Teenage drivers ages 16 to 19 are three times more likely to get into fatal accidents than their older counterparts. Within this age group, around 20 percent in the U.S. have been affected by symptoms associated with mental health disorders, including nine percent with a lifetime history of attention deficit hyperactivity disorder. Analyzing data from 60 teens who completed a simulated driving assessment and several questionnaires, Penn nursing researcher Catherine McDonald and colleagues from Penn Medicine, the Center for Injury Research and Prevention at CHOP and Utah State University linked mistakes behind the wheel to self-reported symptoms of ADHD and other mental-health disorders, findings they published in the journal Nursing Research.
“Previous studies have shown increases in crash risk related to an ADHD diagnosis,” says Dr. McDonald, who has secondary appointments in Penn Medicine and at CIRP. “We wanted to see if our data could get at the why of what is happening around driving behaviors.”
The research team began by recruiting 16- and 17-year-olds in Pennsylvania who had had their driver’s licenses no more than 90 days. Participants rated how closely numerous statements aligned with how they felt and thought, and they completed questionnaires about depressive symptoms and their driving behaviors. Parents assessed their child for ADHD symptoms and other mental-health problems.
All participants completed an assessment in the driving simulator at CIRP. The teens were exposed to different crash scenarios—a rear-end collision or a hidden hazard, for instance—that were avoidable if they were driving safely. The researchers analyzed the data on a variety of the participants’ actions, including how they behaved at stimulated stop signs, in which lane they drove, where they looked on the road and how they applied the brake in potentially dangerous circumstances.

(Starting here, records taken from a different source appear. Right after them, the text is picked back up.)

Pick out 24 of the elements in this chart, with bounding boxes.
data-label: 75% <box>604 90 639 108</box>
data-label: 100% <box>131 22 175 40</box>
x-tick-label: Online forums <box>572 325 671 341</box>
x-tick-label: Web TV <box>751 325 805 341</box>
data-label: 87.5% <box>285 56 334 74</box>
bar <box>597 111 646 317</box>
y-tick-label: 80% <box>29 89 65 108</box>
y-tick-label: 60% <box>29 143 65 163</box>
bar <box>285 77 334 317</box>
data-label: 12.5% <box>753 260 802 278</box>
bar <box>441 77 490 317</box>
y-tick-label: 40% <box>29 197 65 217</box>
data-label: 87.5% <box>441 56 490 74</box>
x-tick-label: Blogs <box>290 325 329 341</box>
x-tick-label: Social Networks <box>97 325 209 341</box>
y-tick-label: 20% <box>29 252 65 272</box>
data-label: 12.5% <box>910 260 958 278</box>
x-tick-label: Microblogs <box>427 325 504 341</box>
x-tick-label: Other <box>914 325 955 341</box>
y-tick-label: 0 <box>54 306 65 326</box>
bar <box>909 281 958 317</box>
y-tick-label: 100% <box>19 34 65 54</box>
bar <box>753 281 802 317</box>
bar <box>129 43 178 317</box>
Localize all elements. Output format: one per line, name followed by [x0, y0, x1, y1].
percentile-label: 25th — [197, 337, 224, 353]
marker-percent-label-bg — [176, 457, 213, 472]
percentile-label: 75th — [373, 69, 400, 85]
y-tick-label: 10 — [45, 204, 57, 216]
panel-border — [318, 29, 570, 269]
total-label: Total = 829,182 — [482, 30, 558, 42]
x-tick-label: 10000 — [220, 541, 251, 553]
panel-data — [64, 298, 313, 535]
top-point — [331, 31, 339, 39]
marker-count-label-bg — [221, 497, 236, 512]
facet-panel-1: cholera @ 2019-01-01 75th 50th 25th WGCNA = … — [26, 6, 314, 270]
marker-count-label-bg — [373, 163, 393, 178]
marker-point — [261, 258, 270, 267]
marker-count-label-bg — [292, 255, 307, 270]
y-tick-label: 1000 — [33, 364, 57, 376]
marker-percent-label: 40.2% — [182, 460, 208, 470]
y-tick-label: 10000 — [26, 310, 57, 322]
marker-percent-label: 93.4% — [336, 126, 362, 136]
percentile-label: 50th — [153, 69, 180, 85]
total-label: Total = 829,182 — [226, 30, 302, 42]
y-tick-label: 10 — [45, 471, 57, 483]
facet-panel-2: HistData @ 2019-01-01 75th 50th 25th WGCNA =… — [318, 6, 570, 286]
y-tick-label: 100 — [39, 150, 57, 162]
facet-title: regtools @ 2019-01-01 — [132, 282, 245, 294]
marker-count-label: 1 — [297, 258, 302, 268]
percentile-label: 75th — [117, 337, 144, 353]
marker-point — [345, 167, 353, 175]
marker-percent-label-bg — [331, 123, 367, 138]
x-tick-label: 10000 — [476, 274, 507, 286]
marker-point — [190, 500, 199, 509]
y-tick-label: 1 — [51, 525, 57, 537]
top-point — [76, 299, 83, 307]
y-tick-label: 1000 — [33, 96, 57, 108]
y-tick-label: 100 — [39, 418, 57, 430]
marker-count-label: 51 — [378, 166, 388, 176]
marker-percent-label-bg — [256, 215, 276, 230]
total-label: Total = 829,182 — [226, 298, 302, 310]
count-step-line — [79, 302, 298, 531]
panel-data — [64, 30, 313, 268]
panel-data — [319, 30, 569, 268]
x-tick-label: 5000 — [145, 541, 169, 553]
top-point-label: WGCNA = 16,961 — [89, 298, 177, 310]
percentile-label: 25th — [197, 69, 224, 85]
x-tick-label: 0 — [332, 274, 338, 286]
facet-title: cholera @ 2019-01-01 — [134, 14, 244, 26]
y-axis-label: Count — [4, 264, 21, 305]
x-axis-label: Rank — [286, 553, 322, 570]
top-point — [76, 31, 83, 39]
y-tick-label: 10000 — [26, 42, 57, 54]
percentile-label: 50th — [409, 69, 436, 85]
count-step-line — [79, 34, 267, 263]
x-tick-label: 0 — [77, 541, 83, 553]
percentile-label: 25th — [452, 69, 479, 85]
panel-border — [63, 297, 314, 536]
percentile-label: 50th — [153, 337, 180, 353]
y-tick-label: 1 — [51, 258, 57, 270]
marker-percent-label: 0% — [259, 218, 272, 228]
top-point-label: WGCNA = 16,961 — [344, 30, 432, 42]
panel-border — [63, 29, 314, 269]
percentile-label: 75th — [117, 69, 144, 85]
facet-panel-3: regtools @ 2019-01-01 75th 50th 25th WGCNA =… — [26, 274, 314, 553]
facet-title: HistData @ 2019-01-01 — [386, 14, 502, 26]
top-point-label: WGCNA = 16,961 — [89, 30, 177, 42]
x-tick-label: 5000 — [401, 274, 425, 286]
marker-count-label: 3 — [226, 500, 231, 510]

The researchers noticed a clear link: The more inattention symptoms a teen reported, the more mistakes that driver made in the simulator.
“Inattention was associated with more errors in the simulator, and self-reported symptoms of hyperactivity and conduct disorder were related to more self-reported risky driving behaviors,” Dr. McDonald says. “This presents an opportunity to help intervene with patients and their families, to talk about the child’s whole health and mental well-being and how it might relate to driving behaviors.”